Noshir Contractor: I want to zoom out a little bit, Sandra, and ask you, where do you see the most important research that needs to be done in terms of the web, moving forward, either by yourself, or by the web science community? What are the big questions that you see, we need to be addressing 

Sandra González-Bailón: So one question relates to the impact of these technologies and democracy in general. And I think there’s been a lot of emphasis on data sharing, sort of forcing many of these companies to offer data. That’s important, but I think more important than having access to the data, is defining the questions. It’s very difficult to come up with a data dump, it’s got to every question that any researcher may have. 

One of the big challenges for us and one of the priorities we should all be focusing on is, what are the main questions that these companies, but also the research community should be working on to answer? And what are the kind of data infrastructure and research infrastructures that we need to be able to answer those questions, because this requires collaboration and creating bridges across labs and teamwork. And I’m not sure that academic institutions are designed to encourage that kind of teamwork. I think that’s one of the big challenges we face as well. We have to facilitate that kind of collaboration. And I think that’s where we should be putting all our energies on.

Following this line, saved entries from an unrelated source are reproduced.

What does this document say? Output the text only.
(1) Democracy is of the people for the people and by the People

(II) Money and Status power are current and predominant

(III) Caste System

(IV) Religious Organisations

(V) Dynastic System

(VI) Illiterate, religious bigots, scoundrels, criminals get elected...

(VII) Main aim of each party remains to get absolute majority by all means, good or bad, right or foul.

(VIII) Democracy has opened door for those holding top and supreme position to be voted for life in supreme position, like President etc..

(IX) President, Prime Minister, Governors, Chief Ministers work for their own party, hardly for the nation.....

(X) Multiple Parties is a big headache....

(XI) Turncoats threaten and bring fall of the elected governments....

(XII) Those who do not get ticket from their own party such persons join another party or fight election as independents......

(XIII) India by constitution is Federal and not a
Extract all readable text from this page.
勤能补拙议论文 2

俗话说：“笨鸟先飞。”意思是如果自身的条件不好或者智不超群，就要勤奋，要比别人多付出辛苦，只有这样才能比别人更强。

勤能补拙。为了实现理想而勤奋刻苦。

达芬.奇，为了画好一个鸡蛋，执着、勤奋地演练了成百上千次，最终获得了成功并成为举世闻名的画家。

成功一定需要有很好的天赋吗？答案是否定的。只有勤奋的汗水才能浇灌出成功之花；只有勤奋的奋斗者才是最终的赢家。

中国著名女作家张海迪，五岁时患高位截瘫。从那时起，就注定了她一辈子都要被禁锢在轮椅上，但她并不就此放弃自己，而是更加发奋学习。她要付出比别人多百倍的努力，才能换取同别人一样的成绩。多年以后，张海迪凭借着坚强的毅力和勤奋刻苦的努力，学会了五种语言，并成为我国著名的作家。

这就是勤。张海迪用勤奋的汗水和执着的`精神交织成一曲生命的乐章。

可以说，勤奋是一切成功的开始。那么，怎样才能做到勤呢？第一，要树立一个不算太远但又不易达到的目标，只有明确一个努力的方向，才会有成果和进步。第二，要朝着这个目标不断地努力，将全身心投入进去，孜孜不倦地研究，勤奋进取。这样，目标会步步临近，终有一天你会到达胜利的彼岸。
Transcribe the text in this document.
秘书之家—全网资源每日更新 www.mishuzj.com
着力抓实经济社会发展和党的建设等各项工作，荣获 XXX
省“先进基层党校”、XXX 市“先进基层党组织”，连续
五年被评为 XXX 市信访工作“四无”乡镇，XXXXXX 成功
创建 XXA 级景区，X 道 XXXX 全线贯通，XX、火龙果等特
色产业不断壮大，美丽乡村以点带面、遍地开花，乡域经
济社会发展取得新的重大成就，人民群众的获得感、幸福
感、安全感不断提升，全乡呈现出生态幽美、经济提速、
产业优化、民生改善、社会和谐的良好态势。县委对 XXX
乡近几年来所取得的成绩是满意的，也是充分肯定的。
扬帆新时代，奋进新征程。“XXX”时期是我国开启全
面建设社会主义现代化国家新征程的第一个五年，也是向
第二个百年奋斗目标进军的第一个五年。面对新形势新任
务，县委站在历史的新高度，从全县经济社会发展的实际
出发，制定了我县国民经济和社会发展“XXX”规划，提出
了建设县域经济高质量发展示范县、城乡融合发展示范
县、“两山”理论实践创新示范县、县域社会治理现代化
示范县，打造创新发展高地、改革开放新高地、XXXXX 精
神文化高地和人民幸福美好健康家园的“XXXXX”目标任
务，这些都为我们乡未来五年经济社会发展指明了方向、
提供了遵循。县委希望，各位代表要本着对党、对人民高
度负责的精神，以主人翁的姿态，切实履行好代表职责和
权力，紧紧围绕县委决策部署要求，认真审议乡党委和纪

Noshir Contractor: I want to thank you so much, Sandra, for joining us today. You’ve persuaded me about the lack of determinism in our models being a good sign for society. And you’ve also talked us through two examples in your own recent research, where people tend to blame technology for certain kinds of phenomena, whether it’s contentious political events and bots or whether it’s increasing or decreasing polarization. And your research has convinced us that it’s one part of the puzzle ,but blaming technology is not in and of itself, valid, in the case of at least these two studies that you’ve done. So thank you again so much for joining us, Sandra. And I look forward to seeing your continued research in these areas.

Sandra González-Bailón: Thank you, Nosh, and I look forward to meeting you in-person again soon.